San Francisco - At the CMP 2008 Game Developers Choice Awards during GDC, electronic engineer Ralph Baer, known to many as the "Father of Video Games" for inventing the first home video game system, commercialized as the Magnavox Odyssey game system, will receive the Pioneer Award; and Jason Della Rocca, executive director of the International Game Developers Association (IGDA), a professional society committed to advancing the careers and enhancing the lives of game developers, will receive the Ambassador Award.
Presented by CMP's Game Developers Conference and Webby-award winning Gamasutra.com, this year's awards ceremony, held in conjunction with the Independent Games Festival, will be hosted today, Wednesday, February 20, during GDC 2008 in the Esplanade Room in the South Hall of San Francisco's Moscone Center.
The Pioneer Award celebrates those individuals responsible for developing a breakthrough technology, game concept, or gameplay design at a crucial juncture in video game history, paving the way for the myriad developers who followed them. Ralph Baer, best known as the "Father of Video Games," holds the pioneer patents covering both the method and apparatus of video games. His work in the sixties resulted in the Magnavox Odyssey game system, which was the first commercial home video game. His early video game hardware already resides in such places as the Smithsonian and the Japanese National Science Museum, and replicas are on display all over the world.
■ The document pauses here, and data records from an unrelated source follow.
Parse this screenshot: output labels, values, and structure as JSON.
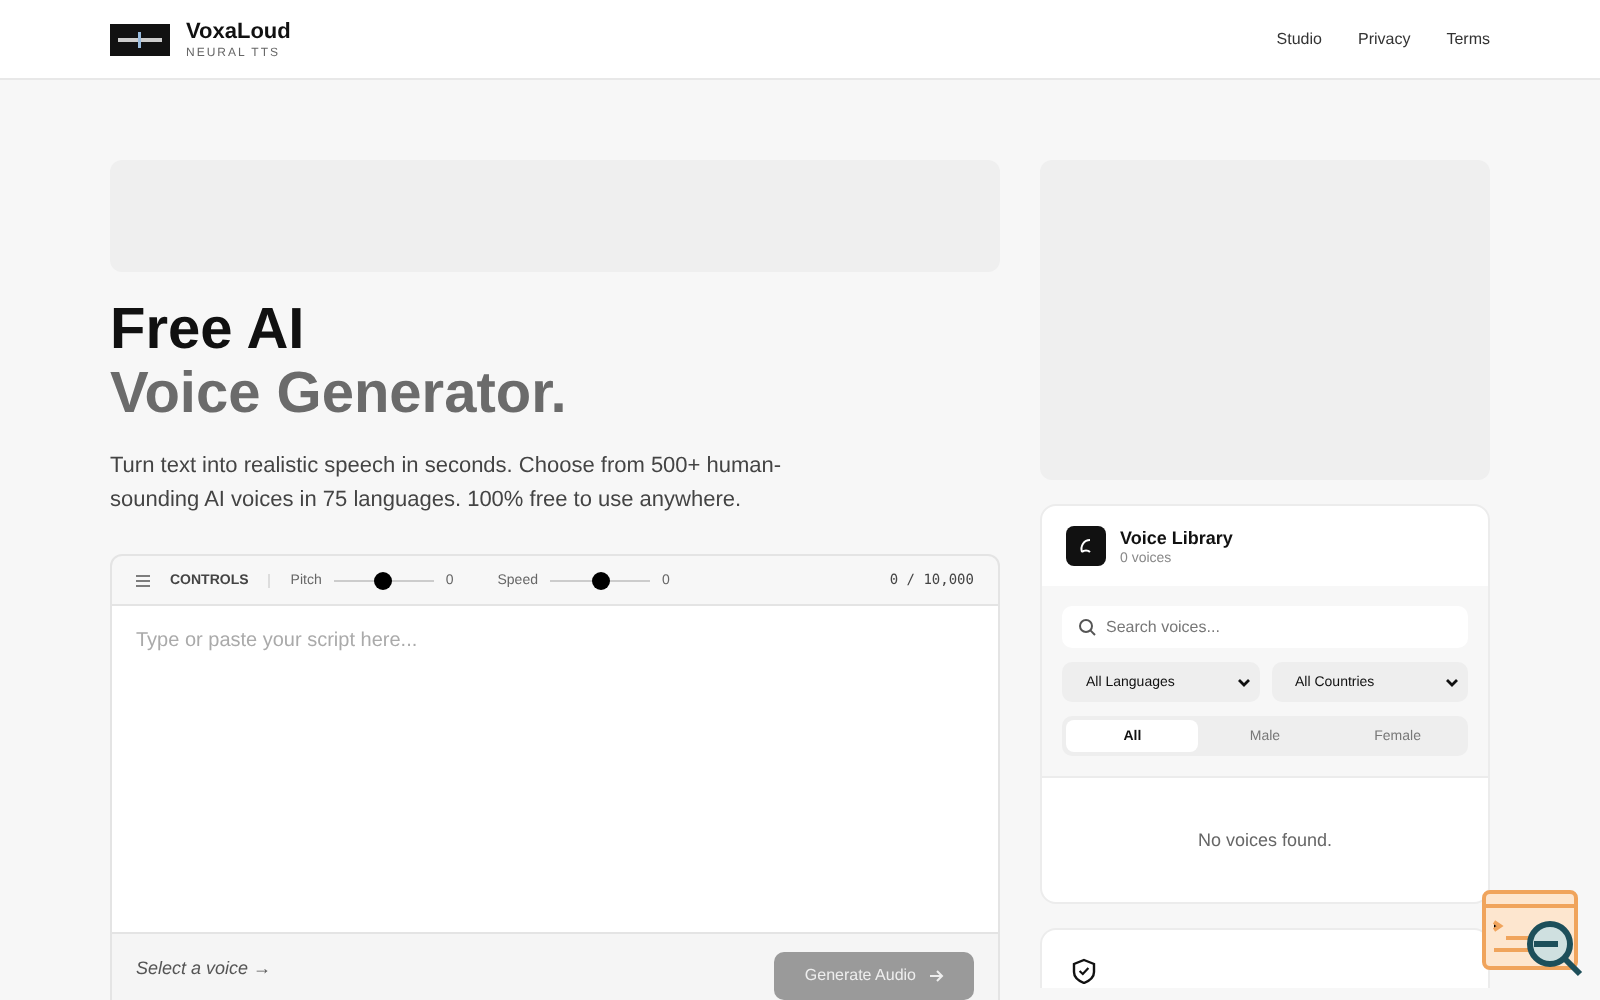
{
  "header": {
    "brand": "VoxaLoud",
    "tagline": "NEURAL TTS",
    "nav": [
      "Studio",
      "Privacy",
      "Terms"
    ]
  },
  "hero": {
    "title_line1": "Free AI",
    "title_line2": "Voice Generator.",
    "description": "Turn text into realistic speech in seconds. Choose from 500+ human-sounding AI voices in 75 languages. 100% free to use anywhere."
  },
  "editor": {
    "controls_label": "CONTROLS",
    "sliders": [
      {
        "label": "Pitch",
        "level": 0.5,
        "reading": "0"
      },
      {
        "label": "Speed",
        "level": 0.5,
        "reading": "0"
      }
    ],
    "counter": "0 / 10,000",
    "placeholder": "Type or paste your script here...",
    "hint": "Select a voice →",
    "generate": {
      "label": "Generate Audio",
      "disabled": true
    }
  },
  "voice_library": {
    "title": "Voice Library",
    "count": "0 voices",
    "search_placeholder": "Search voices...",
    "filters": [
      "All Languages",
      "All Countries"
    ],
    "tabs": [
      {
        "label": "All",
        "selected": true
      },
      {
        "label": "Male",
        "selected": false
      },
      {
        "label": "Female",
        "selected": false
      }
    ],
    "empty": "No voices found."
  }
}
"Ralph Baer invented video games. In the inaugural year of the Pioneer Award at the Game Developers Choice Awards, it felt natural to bestow that award on the man who established our entire industry," says Jamil Moledina, executive director of the Game Developers Conference. "Ralph is an inspiration to all who attend our conference, and we are proud to host this opportunity for our attendees to recognize and thank the creator of their vocation and art form."
The Ambassador Award honors an individual or group of individuals who have helped the game industry advance to a better place, either through facilitating a better game community from within, or by reaching outside the industry to be an advocate for video games to help further the art. Jason Della Rocca's focus as executive director of the IGDA on connecting developers with their peers, promoting professional development and advocating on issues such as quality of life, creative freedoms, workforce diversity and credit standards are qualities for which the Choice Awards Advisory Committee are naming him this year's recipient. Della Rocca is receiving the first-ever Ambassador Award.